CA Chambéry, 1re ch., 2 décembre 2025, n° 24/01727
CHAMBÉRY
Autre
Autre
Faits et procédure
Par acte authentique du 7 décembre 2015, M. et Mme [K], aux droits desquels vient désormais la SCI [K], ont donné à bail commercial pour une durée de 9 années à la société LVMS les lots 2, 3, 5, 6, 7, 9, 10, 11 et 12 de cet ensemble immobilier.
Le montant du loyer annuel a été fixé à la somme de 50.000 euros HT soit 60.000 euros TTC payable en douze mensualités.
Par acte d'huissier du 6 mai 2024, la SCI [K] a assigné la société LVMS devant le juge des référés du tribunal judiciaire d'Albertville notamment aux fins d'entendre condamner la société LVMS à lui payer la somme provisionnelle de 34.269,53 au titre des loyers impayés.
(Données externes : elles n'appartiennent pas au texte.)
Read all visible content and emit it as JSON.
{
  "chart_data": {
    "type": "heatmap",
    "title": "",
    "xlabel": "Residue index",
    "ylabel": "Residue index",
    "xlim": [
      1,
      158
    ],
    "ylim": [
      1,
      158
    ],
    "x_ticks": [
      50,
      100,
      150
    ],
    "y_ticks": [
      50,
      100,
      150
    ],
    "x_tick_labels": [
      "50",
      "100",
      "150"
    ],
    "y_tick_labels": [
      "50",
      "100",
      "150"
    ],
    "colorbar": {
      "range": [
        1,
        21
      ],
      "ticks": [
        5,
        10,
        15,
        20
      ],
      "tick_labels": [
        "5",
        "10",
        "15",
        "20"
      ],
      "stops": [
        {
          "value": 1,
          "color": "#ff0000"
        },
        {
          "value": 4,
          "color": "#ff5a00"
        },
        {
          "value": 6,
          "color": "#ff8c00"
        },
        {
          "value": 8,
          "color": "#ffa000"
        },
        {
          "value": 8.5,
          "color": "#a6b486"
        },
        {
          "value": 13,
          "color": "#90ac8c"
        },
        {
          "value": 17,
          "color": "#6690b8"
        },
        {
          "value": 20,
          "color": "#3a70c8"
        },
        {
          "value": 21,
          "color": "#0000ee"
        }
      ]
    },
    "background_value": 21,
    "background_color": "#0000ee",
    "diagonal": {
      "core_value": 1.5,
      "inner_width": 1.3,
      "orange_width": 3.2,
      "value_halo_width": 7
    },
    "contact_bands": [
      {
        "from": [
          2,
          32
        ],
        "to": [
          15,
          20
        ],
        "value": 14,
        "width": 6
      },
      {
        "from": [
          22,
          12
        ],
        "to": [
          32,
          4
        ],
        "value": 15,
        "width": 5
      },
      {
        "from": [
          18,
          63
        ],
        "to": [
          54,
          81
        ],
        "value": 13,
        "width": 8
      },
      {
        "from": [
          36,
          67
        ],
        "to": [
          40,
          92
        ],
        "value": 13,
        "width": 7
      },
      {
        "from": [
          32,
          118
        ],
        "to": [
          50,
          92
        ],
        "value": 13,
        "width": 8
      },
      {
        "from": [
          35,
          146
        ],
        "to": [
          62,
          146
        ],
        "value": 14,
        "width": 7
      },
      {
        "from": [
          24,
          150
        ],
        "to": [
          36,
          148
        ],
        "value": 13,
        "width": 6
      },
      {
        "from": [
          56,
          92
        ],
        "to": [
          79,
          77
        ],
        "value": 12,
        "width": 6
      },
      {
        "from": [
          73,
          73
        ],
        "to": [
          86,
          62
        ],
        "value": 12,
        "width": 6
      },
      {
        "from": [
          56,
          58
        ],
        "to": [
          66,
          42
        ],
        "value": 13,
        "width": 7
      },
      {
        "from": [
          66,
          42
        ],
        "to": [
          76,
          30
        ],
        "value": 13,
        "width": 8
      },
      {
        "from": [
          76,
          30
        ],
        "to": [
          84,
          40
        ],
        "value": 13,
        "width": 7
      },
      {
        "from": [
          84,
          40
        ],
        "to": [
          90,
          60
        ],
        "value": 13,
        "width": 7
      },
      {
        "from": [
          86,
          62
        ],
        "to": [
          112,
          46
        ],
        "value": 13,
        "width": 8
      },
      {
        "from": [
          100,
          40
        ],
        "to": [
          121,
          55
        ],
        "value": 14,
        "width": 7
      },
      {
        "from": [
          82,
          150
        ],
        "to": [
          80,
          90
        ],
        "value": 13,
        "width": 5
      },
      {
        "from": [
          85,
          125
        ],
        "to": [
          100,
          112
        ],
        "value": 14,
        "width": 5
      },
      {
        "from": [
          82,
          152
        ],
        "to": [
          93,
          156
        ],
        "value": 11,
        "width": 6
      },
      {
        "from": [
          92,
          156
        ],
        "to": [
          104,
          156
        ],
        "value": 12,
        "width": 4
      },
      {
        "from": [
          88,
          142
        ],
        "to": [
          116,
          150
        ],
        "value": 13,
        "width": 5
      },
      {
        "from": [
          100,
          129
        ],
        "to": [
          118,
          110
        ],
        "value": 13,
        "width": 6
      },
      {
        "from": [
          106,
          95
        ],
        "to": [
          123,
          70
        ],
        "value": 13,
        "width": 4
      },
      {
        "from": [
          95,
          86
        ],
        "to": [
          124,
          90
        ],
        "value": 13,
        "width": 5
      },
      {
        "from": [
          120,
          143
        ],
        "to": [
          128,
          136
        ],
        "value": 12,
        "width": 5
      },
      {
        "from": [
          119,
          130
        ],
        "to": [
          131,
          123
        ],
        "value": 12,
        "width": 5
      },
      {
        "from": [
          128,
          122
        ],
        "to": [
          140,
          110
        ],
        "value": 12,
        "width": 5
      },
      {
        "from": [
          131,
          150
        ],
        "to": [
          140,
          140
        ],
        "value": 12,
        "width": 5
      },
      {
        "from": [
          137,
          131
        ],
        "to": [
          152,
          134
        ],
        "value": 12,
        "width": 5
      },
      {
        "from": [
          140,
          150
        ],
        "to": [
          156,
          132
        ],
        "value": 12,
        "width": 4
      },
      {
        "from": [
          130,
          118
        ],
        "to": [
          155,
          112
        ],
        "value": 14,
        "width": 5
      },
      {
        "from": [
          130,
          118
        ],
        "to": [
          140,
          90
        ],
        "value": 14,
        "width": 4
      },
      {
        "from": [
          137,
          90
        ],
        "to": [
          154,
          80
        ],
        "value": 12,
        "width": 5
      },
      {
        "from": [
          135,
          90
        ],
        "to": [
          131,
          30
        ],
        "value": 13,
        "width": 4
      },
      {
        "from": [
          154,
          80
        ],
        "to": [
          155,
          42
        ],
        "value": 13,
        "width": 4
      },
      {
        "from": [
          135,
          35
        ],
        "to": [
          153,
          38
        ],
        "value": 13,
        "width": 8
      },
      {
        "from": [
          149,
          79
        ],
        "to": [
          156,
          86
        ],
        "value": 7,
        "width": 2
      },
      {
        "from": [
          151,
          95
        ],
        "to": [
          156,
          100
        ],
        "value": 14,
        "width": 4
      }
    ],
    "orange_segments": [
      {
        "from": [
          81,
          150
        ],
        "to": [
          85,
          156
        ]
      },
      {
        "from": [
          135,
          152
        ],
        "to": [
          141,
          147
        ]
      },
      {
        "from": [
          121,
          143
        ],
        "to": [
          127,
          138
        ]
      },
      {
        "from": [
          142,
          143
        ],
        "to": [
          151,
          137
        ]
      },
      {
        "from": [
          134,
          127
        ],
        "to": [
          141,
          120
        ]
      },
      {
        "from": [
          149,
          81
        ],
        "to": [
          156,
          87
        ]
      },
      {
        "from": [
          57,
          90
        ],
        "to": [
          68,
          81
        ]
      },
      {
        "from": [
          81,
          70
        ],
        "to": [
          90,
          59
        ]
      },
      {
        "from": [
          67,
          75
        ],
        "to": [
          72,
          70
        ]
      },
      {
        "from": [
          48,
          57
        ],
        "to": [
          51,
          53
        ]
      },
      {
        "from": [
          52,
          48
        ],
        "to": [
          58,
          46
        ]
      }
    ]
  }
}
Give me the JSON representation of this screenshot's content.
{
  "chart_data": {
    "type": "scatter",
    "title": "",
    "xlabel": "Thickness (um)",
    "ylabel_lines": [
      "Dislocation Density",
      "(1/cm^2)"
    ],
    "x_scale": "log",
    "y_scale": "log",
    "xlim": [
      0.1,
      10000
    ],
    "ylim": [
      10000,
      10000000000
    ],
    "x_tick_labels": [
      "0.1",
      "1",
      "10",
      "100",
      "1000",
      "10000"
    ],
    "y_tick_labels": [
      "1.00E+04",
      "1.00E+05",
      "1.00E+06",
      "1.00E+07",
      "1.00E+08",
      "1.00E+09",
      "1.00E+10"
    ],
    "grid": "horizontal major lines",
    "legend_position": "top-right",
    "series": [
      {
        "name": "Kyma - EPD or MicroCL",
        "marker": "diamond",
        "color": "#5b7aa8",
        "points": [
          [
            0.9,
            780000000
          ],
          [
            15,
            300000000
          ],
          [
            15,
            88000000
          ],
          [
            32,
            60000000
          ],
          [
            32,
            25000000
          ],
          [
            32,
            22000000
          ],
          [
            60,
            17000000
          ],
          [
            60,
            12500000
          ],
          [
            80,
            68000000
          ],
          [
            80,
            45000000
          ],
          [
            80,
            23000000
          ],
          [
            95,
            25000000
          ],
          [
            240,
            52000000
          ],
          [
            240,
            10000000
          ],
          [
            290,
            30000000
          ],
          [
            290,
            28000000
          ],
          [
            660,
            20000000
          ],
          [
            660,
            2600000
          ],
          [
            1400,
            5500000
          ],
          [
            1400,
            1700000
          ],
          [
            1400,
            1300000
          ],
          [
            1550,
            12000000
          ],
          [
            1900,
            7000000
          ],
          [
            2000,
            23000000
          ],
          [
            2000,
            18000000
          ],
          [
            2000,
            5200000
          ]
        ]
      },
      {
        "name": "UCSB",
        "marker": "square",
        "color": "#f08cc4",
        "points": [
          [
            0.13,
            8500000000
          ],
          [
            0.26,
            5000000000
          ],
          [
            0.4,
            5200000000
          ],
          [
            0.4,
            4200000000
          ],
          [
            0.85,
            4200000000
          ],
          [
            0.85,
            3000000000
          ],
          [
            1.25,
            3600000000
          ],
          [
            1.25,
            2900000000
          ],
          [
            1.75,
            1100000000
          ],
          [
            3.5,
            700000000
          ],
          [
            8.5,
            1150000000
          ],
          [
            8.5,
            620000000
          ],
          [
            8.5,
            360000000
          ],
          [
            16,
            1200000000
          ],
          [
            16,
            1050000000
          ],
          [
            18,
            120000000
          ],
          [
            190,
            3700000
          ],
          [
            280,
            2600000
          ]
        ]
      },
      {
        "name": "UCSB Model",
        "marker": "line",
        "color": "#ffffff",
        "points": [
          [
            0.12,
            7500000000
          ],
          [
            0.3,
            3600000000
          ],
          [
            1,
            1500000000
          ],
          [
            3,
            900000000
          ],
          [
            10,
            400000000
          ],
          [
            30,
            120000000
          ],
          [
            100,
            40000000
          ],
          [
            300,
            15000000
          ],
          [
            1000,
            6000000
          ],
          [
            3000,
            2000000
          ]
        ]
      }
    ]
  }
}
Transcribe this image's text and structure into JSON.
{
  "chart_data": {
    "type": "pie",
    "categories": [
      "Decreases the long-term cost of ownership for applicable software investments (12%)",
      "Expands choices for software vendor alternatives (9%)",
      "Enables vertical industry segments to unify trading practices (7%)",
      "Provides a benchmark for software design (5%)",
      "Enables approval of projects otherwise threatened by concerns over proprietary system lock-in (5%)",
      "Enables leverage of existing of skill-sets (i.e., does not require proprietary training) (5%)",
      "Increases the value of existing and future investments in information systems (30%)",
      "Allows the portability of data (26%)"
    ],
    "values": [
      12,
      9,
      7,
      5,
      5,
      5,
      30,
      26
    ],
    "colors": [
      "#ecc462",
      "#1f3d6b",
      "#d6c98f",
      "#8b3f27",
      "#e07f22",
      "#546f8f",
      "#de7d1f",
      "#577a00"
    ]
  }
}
Par ordonnance du 3 décembre 2024, le tribunal judiciaire de d'Albertville a :
- Rejeté l'exception d'incompétence au profit du juge de la mise en état ;
- Constaté la résiliation du bail commercial liant les parties au 12 janvier 2024 sur le local commercial sis [Adresse 4] ;
- Ordonné l'expulsion de la société LVMS et de tout occupant de son chef des lieux loués, avec le concours de la force publique si nécessaire et d'un serrurier ;
- Débouté la société LVMS de sa demande de délais ;
- Condamné la société LVMS à verser à titre provisionnel à la SCI [K], la somme de 37.757,53 euros au titre des loyers, charges et indemnités d'occupation suivant compte arrêté au 30/06/2024 outre intérêts au taux légal à compter de ce jour ;
- Condamné la société LVMS à verser à la SCI [K], la somme de 800 euros au titre des dispositions de l'article 700 du code de procédure civile ;
- Condamné la société LVMS aux entiers dépens comprenant le coût du commandement.
Au visa principalement des motifs suivants :
Aucune demande au titre des arriérés de loyers et de charges n'a jamais été formulée devant la juridiction du fond ou le juge de la mise en état, de sorte que le juge des référés est compétent ;
Le bailleur justifie des sommes dues au titre des arriérés de loyers et de charges ;
En l'absence d'éléments de preuve complémentaire, l'exception d'inexécution et la consignation des loyers ne peuvent être retenus ;
La demande d'expulsion est par ailleurs recevable et est en lien direct avec la demande en paiement provisionnel des loyers et charges formulée à l'origine.
Par déclaration au greffe de la cour d'appel du 19 décembre 2024, la société LVMS a interjeté appel de la décision en toutes ses dispositions.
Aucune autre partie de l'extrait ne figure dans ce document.